JAKARTA – Ignasius Jonan, Menteri Energi dan Sumber Daya Mineral (ESDM) menegaskan proses perundingan perpanjangan kontrak PT Freeport Indonesia yang berlangsung selama hampir dua tahun tidak berlandaskan perjanjian atau pertemuan manapun yang dilakukan sebelum pembahasan perpanjangan kontrak dimulai.

“Kalau ada pertemuan apapun itu yang diputuskan kan sudah enggak relevan, kan kami tidak gunakan. Start dari nol.

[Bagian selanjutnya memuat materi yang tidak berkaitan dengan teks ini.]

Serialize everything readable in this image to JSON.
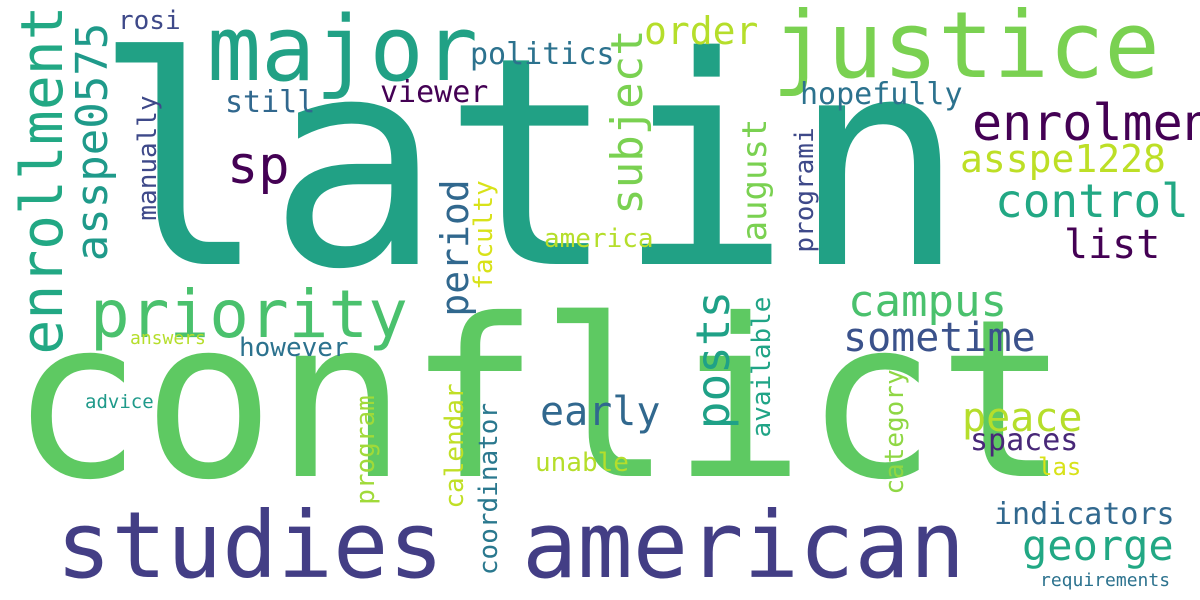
{
  "words": [
    {
      "text": "latin",
      "color": "#21a185"
    },
    {
      "text": "conflict",
      "color": "#5ec962"
    },
    {
      "text": "justice",
      "color": "#7ad151"
    },
    {
      "text": "major",
      "color": "#21a185"
    },
    {
      "text": "american",
      "color": "#433e85"
    },
    {
      "text": "studies",
      "color": "#433e85"
    },
    {
      "text": "priority",
      "color": "#4ac16d"
    },
    {
      "text": "enrolment",
      "color": "#440154"
    },
    {
      "text": "control",
      "color": "#22a884"
    },
    {
      "text": "campus",
      "color": "#4ac16d"
    },
    {
      "text": "enrollment",
      "color": "#22a884"
    },
    {
      "text": "asspe0575",
      "color": "#1f9a8a"
    },
    {
      "text": "asspe1228",
      "color": "#bddf26"
    },
    {
      "text": "subject",
      "color": "#7ad151"
    },
    {
      "text": "george",
      "color": "#22a884"
    },
    {
      "text": "posts",
      "color": "#1fa187"
    },
    {
      "text": "sometime",
      "color": "#3b528b"
    },
    {
      "text": "early",
      "color": "#31688e"
    },
    {
      "text": "period",
      "color": "#31688e"
    },
    {
      "text": "list",
      "color": "#440154"
    },
    {
      "text": "peace",
      "color": "#b5de2b"
    },
    {
      "text": "august",
      "color": "#7ad151"
    },
    {
      "text": "sp",
      "color": "#440154"
    },
    {
      "text": "order",
      "color": "#b5de2b"
    },
    {
      "text": "hopefully",
      "color": "#2c728e"
    },
    {
      "text": "indicators",
      "color": "#31688e"
    },
    {
      "text": "spaces",
      "color": "#482878"
    },
    {
      "text": "viewer",
      "color": "#440154"
    },
    {
      "text": "politics",
      "color": "#2c728e"
    },
    {
      "text": "still",
      "color": "#31688e"
    },
    {
      "text": "however",
      "color": "#2c728e"
    },
    {
      "text": "america",
      "color": "#b5de2b"
    },
    {
      "text": "unable",
      "color": "#b5de2b"
    },
    {
      "text": "rosi",
      "color": "#3e4989"
    },
    {
      "text": "manually",
      "color": "#3e4989"
    },
    {
      "text": "programi",
      "color": "#3e4989"
    },
    {
      "text": "faculty",
      "color": "#d8e219"
    },
    {
      "text": "available",
      "color": "#20a486"
    },
    {
      "text": "coordinator",
      "color": "#2a788e"
    },
    {
      "text": "calendar",
      "color": "#c0df25"
    },
    {
      "text": "program",
      "color": "#a0da39"
    },
    {
      "text": "category",
      "color": "#8fd744"
    },
    {
      "text": "las",
      "color": "#d8e219"
    },
    {
      "text": "advice",
      "color": "#1f9a8a"
    },
    {
      "text": "answers",
      "color": "#b5de2b"
    },
    {
      "text": "requirements",
      "color": "#2c728e"
    }
  ]
}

Memang agak lama dua tahun, tapi kan enggak gaduh,” kata Jonan di Kementerian ESDM, Rabu malam (20/2).

Sudirman Said, mantan Menteri ESDM, sebelumnya mengungkapkan terdapat pertemuan rahasia yang terjadi antara Presiden Joko Widodo dan bekas pimpinan pusat Freeport-McMoRan, Jim Moffet pada 2015 yang diketahui sebagai awal mula pembahasan perpanjangan kontrak Freeport di tambang Grasberg, Papua.

Pertemuan berlangsung tanpa terjadwal di agenda presiden yang disusun Sekretariat Negara pada 6 Oktober 2015. Sudirman yang masih menjabat Menteri ESDM saat itu, diminta oleh ajudan presiden untuk ke Istana Merdeka.

“Sebelum masuk ke ruang kerja, saya dibisiki oleh asisten pribadi presiden, (dikatakan) Pak menteri, pertemuan ini tidak ada,” kata Sudirman.

Menurut Sudirman, Presiden Jokowi saat itu meminta untuk mempercepat proses perpanjangan kontrak Freeport.

“Kira-kira, (Jokowi menyampaikan) kita ini ingin menjaga kelangsungan investasilah,” tukasnya.

Sudirman dan Moffet lantas melanjutkan pertemuan di tempat lain. Moffet ternyata telah menyiapkan juga naskah surat perpanjangan dari kantor pusat Freeport. Sudirman yang kaget, menolak untuk mengabulkan permintaan Moffet supaya surat perpanjangan kontrak Freeport memiliki redaksi yang sama dengan isi naskah.

“Saya tidak lakukan itu. Kamu (Moffet) katakan apa yang sudah didiskusikan dengan Presiden, dan saya akan buat draf yang lindungi kepentingan republik,” ujar Sudirman.

Sudirman kemudian menemui lagi Jokowi usai jajarannya di Kementerian ESDM menyimpulkan naskah yang disiapkan Freeport tidak akan merugikan Indonesia.

Menurut Sudriman, Jokowi juga kaget karena dalam redaksi surat, Freeport tidak menunjukkan keinginan yang benar-benar kuat supaya mayoritas saham Freeport Indonesia dimiliki mereka.

“Pak Presiden mengatakan, kok begini saja (Freeport) sudah mau? Kalau mau lebih kuat lagi sebetulnya diberi saja’,” ujar Sudirman.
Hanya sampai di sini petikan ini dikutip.